The fallout was worse when reports surfaced in the days following the Ryder Cup that Watson had alienated some of his players and caddies by the way he managed the team. Mickelson, for instance, was benched along with Keegan Bradley—who is the 2025 captain—for the entire Saturday session, despite the duo going 1–1 the day previously and having been 4–1 as teammates at the Ryder Cup.
A few weeks later, Poulter was critical of both Watson and 2008 European Ryder Cup captain Nick Faldo in an autobiography that had just been released where he questioned the methods of the captains.
At the time, Bishop was attending a junior function along with Faldo at the Greenbrier Resort in West Virginia when the verbal sparring began.
Bishop’s ouster cost him a lifetime of perks as he has not attended a Ryder Cup or PGA Championship since the parting. He is planning to go to the PGA’s annual meeting next month for the first time in 10 years because the head professional at his club, Crystal Morse, is being honored.

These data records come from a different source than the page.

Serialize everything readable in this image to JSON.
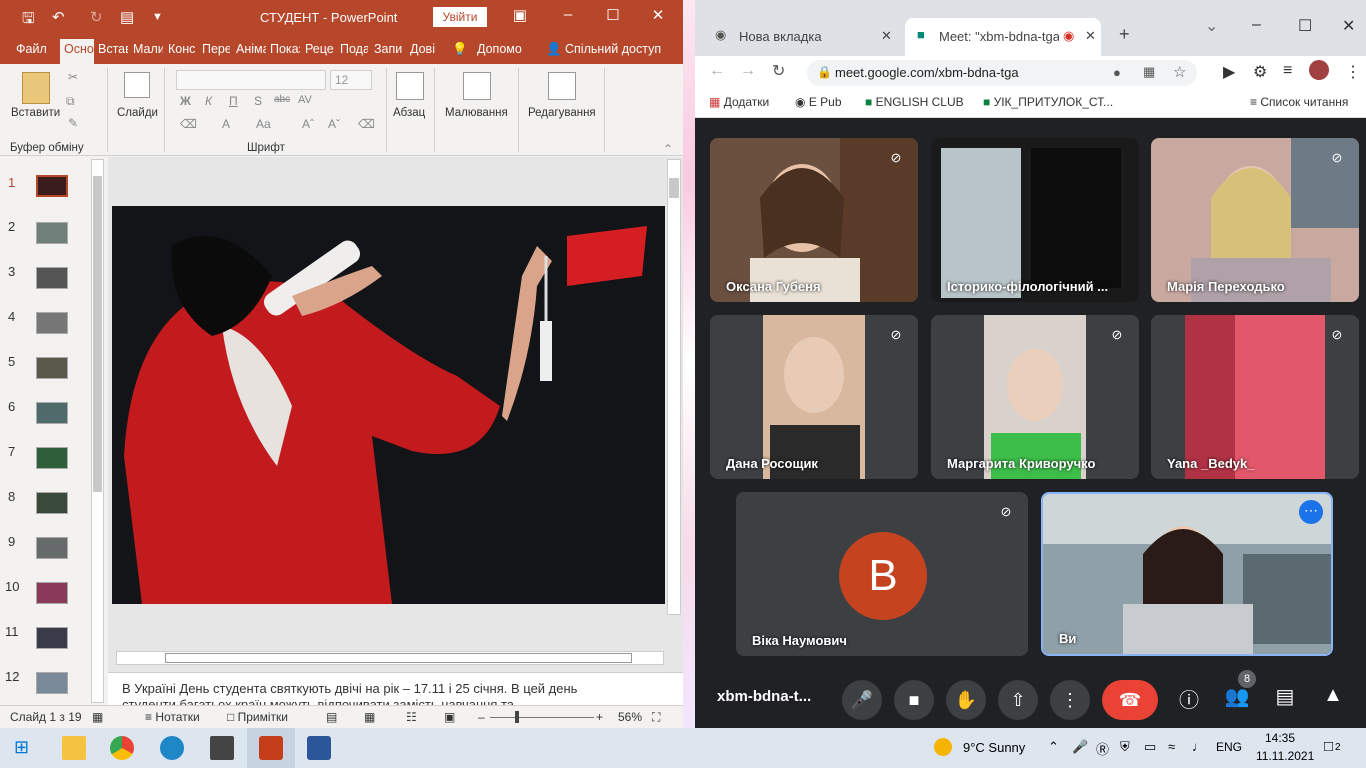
{
  "ppt": {
    "title": "СТУДЕНТ  -  PowerPoint",
    "signin": "Увійти",
    "tabs": [
      "Файл",
      "Осно",
      "Встав",
      "Мали",
      "Конс",
      "Пере",
      "Аніма",
      "Показ",
      "Реце",
      "Пода",
      "Запи",
      "Дові"
    ],
    "help": "Допомо",
    "share": "Спільний доступ",
    "paste": "Вставити",
    "slides": "Слайди",
    "clipboard": "Буфер обміну",
    "font_group": "Шрифт",
    "font_size": "12",
    "paragraph": "Абзац",
    "drawing": "Малювання",
    "editing": "Редагування",
    "slide_numbers": [
      "1",
      "2",
      "3",
      "4",
      "5",
      "6",
      "7",
      "8",
      "9",
      "10",
      "11",
      "12"
    ],
    "notes_line1": "В Україні День студента святкують двічі на рік – 17.11  і 25 січня. В цей день",
    "notes_line2": "студенти багатьох країн можуть відпочивати замість навчання та",
    "status_slide": "Слайд 1 з 19",
    "status_notes": "Нотатки",
    "status_comments": "Примітки",
    "zoom": "56%"
  },
  "chrome": {
    "tab1": "Нова вкладка",
    "tab2": "Meet: \"xbm-bdna-tga\"",
    "url": "meet.google.com/xbm-bdna-tga",
    "bookmarks": [
      "Додатки",
      "E Pub",
      "ENGLISH CLUB",
      "УІК_ПРИТУЛОК_СТ..."
    ],
    "reading_list": "Список читання"
  },
  "meet": {
    "participants": [
      "Оксана Губеня",
      "Історико-філологічний ...",
      "Марія Переходько",
      "Дана Росощик",
      "Маргарита Криворучко",
      "Yana _Bedyk_",
      "Віка Наумович",
      "Ви"
    ],
    "avatar_letter": "В",
    "meeting_code": "xbm-bdna-t...",
    "people_count": "8"
  },
  "taskbar": {
    "weather": "9°C  Sunny",
    "lang": "ENG",
    "time": "14:35",
    "date": "11.11.2021",
    "notifications": "2"
  },
  "colors": {
    "ppt_red": "#b7472a",
    "meet_bg": "#202124",
    "end_call": "#ea4335",
    "avatar": "#c5431f"
  }
}
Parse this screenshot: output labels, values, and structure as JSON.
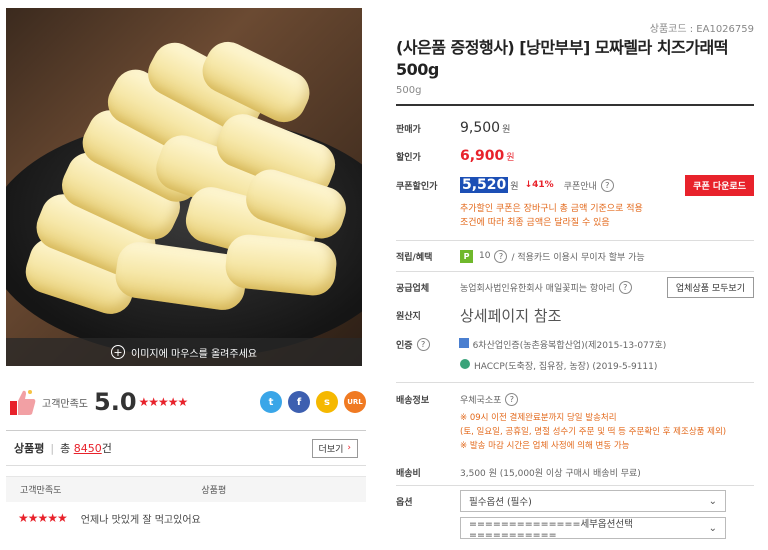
{
  "image": {
    "hover_text": "이미지에 마우스를 올려주세요"
  },
  "rating": {
    "label": "고객만족도",
    "score": "5.0",
    "stars": "★★★★★"
  },
  "share": {
    "twitter": "t",
    "facebook": "f",
    "kakao": "s",
    "url": "URL"
  },
  "review_summary": {
    "label": "상품평",
    "total_prefix": "총",
    "count": "8450",
    "suffix": "건",
    "more": "더보기"
  },
  "review_table": {
    "headers": [
      "고객만족도",
      "상품평"
    ],
    "rows": [
      {
        "stars": "★★★★★",
        "text": "언제나 맛있게 잘 먹고있어요"
      }
    ]
  },
  "product": {
    "code": "상품코드 : EA1026759",
    "title": "(사은품 증정행사) [낭만부부] 모짜렐라 치즈가래떡 500g",
    "subtitle": "500g"
  },
  "pricing": {
    "sale_label": "판매가",
    "sale_price": "9,500",
    "won": "원",
    "discount_label": "할인가",
    "discount_price": "6,900",
    "coupon_label": "쿠폰할인가",
    "coupon_price": "5,520",
    "coupon_pct": "↓41%",
    "coupon_info": "쿠폰안내",
    "coupon_button": "쿠폰 다운로드",
    "coupon_note_1": "추가할인 쿠폰은 장바구니 총 금액 기준으로 적용",
    "coupon_note_2": "조건에 따라 최종 금액은 달라질 수 있음"
  },
  "benefit": {
    "label": "적립/혜택",
    "badge": "P",
    "points": "10",
    "card": "/ 적용카드 이용시 무이자 할부 가능"
  },
  "supplier": {
    "label": "공급업체",
    "name": "농업회사법인유한회사 매일꽃피는 항아리",
    "button": "업체상품 모두보기"
  },
  "origin": {
    "label": "원산지",
    "value": "상세페이지 참조"
  },
  "cert": {
    "label": "인증",
    "item1": "6차산업인증(농촌융복합산업)(제2015-13-077호)",
    "item2": "HACCP(도축장, 집유장, 농장) (2019-5-9111)"
  },
  "shipping": {
    "label": "배송정보",
    "method": "우체국소포",
    "note1": "※ 09시 이전 결제완료분까지 당일 발송처리",
    "note2": "(토, 일요일, 공휴일, 명절 성수기 주문 및 떡 등 주문확인 후 제조상품 제외)",
    "note3": "※ 발송 마감 시간은 업체 사정에 의해 변동 가능"
  },
  "fee": {
    "label": "배송비",
    "value": "3,500 원 (15,000원 이상 구매시 배송비 무료)"
  },
  "options": {
    "label": "옵션",
    "select1": "필수옵션 (필수)",
    "select2": "==============세부옵션선택==========="
  },
  "colors": {
    "accent_red": "#e8222b",
    "coupon_blue": "#1c4fb5",
    "note_orange": "#e36a1d"
  }
}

“The first five years (after being dismissed) were tough,” he says. “I was bitter and did have a bad attitude. Time passes and you get over it.”
One of the things that has helped him, Bishop says, is coaching at a local high school.
Same with some of the support he got from people in and outside of the organization.
Even Mickelson, after the U.S. won the 2016 Ryder Cup at Hazeltine in the first event staged with the new task force calling the shots, reached out in the aftermath.
“He left a message on my voicemail and he said ‘I wanted to call you and tell you that nobody’s really talking about the formation of the task force and how this went down,’” Bishop says of Mickelson’s call. “‘I want to say thanks for what you did with that task force. We did make some changes and I thought it was important to tell you that,’” I really appreciated that.
“There was just a lot of stuff festering (between Watson and Mickelson). I hate it because I liked them both. In a lot of ways, they are totally different. But in a lot of ways, very much alike.”